What I discovered from Yvette is an idea of who he was before he emigrated from Holland. He was born Adriaan Zuijdweg on 3 January 1871 in Goes, Zeeland, the Netherlands. He was a “letterzetter,” compositor or typesetter–possibly for a newspaper. This fits with a photo I published on an earlier post of Adrian Sr. and another relative working on a newspaper in Kalamazoo.

Printshop at Holland American newspaper, 1899
Adrian Zuidweg 3rd from left; Lou Leeuwenhoek 5th from left
So it seems that Adrian took his typesetter skills to the United States, but decided to become an American “entrepreneur” by opening the fish market.

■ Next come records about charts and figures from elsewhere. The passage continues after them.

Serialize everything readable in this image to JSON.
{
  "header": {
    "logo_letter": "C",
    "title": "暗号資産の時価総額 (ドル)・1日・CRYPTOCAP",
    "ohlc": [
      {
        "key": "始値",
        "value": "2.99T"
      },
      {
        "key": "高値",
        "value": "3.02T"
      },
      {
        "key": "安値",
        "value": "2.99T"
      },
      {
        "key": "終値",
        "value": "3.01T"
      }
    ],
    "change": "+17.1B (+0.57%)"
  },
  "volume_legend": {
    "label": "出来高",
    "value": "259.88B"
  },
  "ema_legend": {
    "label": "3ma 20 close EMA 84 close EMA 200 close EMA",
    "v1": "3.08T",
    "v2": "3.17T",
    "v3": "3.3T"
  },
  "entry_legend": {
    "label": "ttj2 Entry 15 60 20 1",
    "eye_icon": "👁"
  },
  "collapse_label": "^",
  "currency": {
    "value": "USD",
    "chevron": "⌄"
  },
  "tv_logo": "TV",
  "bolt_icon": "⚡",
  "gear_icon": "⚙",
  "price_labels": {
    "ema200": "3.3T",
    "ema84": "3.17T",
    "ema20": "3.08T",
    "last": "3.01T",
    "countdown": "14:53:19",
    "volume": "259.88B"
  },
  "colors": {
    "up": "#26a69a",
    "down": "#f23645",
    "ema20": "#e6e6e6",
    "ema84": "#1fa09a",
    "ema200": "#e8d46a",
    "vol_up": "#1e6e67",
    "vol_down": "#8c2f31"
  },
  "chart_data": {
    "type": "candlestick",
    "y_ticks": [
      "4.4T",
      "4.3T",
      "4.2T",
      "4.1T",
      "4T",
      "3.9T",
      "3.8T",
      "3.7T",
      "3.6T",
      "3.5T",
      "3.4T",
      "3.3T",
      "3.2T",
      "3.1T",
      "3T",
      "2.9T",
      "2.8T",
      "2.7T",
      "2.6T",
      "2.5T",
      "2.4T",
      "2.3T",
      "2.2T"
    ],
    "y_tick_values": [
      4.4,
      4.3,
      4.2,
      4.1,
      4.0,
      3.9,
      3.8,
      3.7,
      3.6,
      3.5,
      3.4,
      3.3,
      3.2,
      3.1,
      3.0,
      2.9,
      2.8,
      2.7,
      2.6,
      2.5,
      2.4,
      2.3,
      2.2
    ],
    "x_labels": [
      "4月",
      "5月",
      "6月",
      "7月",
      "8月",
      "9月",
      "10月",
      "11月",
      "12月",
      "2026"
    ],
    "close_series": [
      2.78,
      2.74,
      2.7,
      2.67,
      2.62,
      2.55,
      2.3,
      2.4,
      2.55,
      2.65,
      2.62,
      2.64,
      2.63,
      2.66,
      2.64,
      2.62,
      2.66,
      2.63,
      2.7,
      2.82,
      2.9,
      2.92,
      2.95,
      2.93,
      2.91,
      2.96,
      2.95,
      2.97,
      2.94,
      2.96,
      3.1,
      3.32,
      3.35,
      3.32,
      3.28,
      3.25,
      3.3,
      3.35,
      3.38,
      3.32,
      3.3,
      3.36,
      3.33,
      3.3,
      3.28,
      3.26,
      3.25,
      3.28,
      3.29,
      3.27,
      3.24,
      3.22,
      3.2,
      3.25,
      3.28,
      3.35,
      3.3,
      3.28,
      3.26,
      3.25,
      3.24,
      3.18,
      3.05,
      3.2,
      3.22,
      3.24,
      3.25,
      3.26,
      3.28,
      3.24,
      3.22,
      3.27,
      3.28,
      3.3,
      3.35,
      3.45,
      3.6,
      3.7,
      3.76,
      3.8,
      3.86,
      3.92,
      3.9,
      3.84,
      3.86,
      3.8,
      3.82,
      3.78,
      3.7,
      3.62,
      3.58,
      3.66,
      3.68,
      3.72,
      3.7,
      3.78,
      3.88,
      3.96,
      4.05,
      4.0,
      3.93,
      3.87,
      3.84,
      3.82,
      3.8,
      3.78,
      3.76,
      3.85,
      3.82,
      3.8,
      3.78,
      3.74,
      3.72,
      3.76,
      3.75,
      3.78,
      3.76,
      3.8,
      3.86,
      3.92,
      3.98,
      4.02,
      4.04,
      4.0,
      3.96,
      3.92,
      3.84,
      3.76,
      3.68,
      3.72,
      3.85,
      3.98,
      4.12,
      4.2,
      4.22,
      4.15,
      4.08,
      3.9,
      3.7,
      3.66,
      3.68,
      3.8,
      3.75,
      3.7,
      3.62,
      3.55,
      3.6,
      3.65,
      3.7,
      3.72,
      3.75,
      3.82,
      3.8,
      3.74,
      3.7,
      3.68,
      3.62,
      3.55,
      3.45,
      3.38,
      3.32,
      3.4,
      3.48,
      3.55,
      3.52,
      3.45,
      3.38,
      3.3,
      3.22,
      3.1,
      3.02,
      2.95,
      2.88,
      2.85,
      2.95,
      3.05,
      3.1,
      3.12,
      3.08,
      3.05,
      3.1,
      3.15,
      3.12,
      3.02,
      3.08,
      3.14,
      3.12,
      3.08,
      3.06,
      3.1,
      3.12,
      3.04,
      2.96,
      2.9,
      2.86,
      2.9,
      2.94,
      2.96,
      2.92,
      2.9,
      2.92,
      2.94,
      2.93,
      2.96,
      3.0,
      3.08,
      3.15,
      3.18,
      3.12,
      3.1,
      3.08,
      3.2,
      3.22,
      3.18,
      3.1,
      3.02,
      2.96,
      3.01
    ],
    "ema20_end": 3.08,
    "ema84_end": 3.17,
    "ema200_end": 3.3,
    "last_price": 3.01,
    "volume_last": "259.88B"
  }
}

According to Yvette, it was in the United States that he lost the other “a” in his first name and the j in Zuijdweg–becoming Adrian Zuidweg. The son he eventually had in 1980 was also named Adrian Zuidweg (no middle name, which is according to Yvette the Dutch tradition) and it was young Adrian who eventually changed the ice cream parlor into a Sunoco gas station.
One of the photos I have yet to know more about is one of him in what Grandpa said was his Dutch army uniform.
Four years after emigrating from the Netherlands for “amelioration of existence,” Adriaan/Adrian married my great-grandmother Cora Wilhelmina DeKorn. The date was 18 May 1897 and the place was Kalamazoo (of course).